This example illustrates how a CSV file on HDFS can be converted to Avro in Standalone mode. The final output is written back to HDFS in this example.
- First create a CSV file and write the file to HDFS location hdfs://localhost:9000/source
Create a job configuration file with the properties set as shown below.
job.name=CSVToAvroQuickStart
fs.uri=hdfs://localhost:9000
converter.classes=org.apache.gobblin.converter.csv.CsvToJsonConverter,org.apache.gobblin.converter.avro.JsonIntermediateToAvroConverter
writer.builder.class=org.apache.gobblin.writer.AvroDataWriterBuilder
source.class=org.apache.gobblin.source.extractor.filebased.TextFileBasedSource
source.filebased.data.directory=${fs.uri}/source
source.filebased.fs.uri=${fs.uri}
source.schema=[{"columnName":"ID","comment":"","isNullable":"true","dataType":{"type":"String"}},{"columnName":"NAME","comment":"","isNullable":"true","dataType":{"type":"String"}}]

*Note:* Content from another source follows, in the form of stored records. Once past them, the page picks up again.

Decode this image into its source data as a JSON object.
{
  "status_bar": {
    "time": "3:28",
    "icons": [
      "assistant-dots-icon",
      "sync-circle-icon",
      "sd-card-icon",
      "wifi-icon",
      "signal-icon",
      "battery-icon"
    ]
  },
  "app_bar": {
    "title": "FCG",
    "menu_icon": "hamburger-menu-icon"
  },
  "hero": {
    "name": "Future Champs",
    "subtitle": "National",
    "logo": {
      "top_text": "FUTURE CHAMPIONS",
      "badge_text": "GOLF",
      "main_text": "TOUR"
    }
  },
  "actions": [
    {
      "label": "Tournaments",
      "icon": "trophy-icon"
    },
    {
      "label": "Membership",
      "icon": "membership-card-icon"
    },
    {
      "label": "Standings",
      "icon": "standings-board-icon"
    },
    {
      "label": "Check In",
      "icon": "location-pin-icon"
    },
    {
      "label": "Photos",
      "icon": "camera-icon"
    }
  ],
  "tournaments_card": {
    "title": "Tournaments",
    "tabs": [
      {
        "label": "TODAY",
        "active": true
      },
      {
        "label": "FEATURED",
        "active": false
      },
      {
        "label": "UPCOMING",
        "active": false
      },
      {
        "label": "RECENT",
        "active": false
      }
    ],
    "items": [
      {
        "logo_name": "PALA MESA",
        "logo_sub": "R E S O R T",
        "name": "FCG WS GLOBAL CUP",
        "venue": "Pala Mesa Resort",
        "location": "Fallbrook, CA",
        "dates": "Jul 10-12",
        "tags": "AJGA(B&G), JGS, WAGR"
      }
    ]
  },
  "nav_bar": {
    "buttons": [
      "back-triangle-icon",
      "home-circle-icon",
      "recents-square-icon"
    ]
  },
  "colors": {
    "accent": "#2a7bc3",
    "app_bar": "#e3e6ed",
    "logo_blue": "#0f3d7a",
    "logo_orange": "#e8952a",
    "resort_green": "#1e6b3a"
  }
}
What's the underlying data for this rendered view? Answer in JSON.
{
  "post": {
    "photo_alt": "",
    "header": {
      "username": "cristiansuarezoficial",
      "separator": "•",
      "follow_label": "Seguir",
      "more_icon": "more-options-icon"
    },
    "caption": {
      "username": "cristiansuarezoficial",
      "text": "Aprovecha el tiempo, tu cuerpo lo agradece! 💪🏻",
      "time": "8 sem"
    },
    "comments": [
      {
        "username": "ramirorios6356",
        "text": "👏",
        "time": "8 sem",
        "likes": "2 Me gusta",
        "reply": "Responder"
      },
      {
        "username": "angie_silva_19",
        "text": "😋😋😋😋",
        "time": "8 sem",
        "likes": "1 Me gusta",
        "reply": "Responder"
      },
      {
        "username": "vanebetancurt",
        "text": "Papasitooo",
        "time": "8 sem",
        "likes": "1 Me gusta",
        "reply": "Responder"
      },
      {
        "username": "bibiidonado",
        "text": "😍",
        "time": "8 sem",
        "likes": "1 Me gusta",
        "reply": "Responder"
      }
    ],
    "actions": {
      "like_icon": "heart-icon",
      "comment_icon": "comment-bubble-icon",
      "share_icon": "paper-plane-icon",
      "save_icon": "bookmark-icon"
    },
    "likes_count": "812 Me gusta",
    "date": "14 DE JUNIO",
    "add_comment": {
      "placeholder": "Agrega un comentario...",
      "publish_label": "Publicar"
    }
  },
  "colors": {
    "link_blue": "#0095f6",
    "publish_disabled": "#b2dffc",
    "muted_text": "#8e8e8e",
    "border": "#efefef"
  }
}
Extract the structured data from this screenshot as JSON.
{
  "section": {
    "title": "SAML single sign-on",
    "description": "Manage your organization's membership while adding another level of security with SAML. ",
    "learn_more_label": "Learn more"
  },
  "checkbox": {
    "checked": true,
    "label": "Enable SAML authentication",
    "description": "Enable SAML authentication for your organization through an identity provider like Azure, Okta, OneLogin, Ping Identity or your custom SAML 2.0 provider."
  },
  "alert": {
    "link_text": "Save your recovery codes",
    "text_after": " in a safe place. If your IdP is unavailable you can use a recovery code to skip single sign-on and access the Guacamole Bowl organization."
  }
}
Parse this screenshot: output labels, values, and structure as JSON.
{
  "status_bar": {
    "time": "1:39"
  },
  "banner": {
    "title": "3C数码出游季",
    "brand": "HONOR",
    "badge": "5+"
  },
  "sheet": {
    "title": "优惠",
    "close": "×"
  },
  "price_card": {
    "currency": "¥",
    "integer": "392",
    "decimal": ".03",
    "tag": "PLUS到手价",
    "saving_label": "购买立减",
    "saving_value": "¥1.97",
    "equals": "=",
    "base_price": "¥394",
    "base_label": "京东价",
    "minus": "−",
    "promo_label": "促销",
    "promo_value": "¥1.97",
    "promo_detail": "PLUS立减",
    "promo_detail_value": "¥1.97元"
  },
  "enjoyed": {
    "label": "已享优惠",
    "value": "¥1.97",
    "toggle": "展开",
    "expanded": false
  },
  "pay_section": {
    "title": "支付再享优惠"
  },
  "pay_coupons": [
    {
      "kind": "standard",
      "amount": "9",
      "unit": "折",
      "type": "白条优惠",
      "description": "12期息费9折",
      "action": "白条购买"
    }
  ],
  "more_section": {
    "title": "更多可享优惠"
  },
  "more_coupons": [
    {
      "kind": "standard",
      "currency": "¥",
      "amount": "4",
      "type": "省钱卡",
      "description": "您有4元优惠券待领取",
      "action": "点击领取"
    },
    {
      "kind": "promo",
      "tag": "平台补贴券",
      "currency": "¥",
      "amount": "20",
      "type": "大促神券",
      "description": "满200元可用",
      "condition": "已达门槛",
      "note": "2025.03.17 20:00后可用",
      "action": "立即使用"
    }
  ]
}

source.skip.first.record=false
extract.table.name=CsvToAvro
extract.namespace=org.apache.gobblin.example
extract.table.type=APPEND_ONLY
converter.csv.to.json.delimiter=","
writer.output.format=AVRO
writer.destination.type=HDFS
writer.fs.uri=${fs.uri}
writer.staging.dir=/writer-staging
writer.output.dir=/output
state.store.dir=/state
state.store.fs.uri=hdfs://localhost:9000
state.store.dir=/gobblin-kafka/state-store
data.publisher.final.dir=/final
Run gobblin-standalone.shbin/gobblin-standalone.sh start --conf ~/gobblin/conf/ex.pull --workdir /tmp
- After the job finishes, the following messages should be in the job log:
INFO [TaskExecutor-0] org.apache.gobblin.runtime.Task 468 - Row quality checker finished with results:
INFO [ForkExecutor-0] org.apache.gobblin.runtime.fork.Fork 520 - Wrapping writer org.apache.gobblin.writer.PartitionedDataWriter@78e717a5
INFO [TaskExecutor-0] org.apache.gobblin.runtime.Task 486 - Task shutdown: Fork future reaped in 103 millis
INFO [TaskExecutor-0] org.apache.gobblin.runtime.Task 347 - Extracted 5 data records
INFO [TaskExecutor-0] org.apache.gobblin.runtime.Task 348 - Row quality checker finished with results:
INFO [JobScheduler-1] org.apache.gobblin.runtime.GobblinMultiTaskAttempt 144 - All assigned tasks of job job_CSVToAvroQuickStart_1512879419231 have completed in container
INFO [JobScheduler-1] org.apache.gobblin.runtime.GobblinMultiTaskAttempt 371 - Will commit tasks directly.
INFO [Task-committing-pool-0] org.apache.gobblin.publisher.TaskPublisher 48 - All components finished successfully, checking quality tests
- The avro output (converted from CSV input) should be available under /final/org/apache/gobblin/example/CsvToAvro directory on HDFS.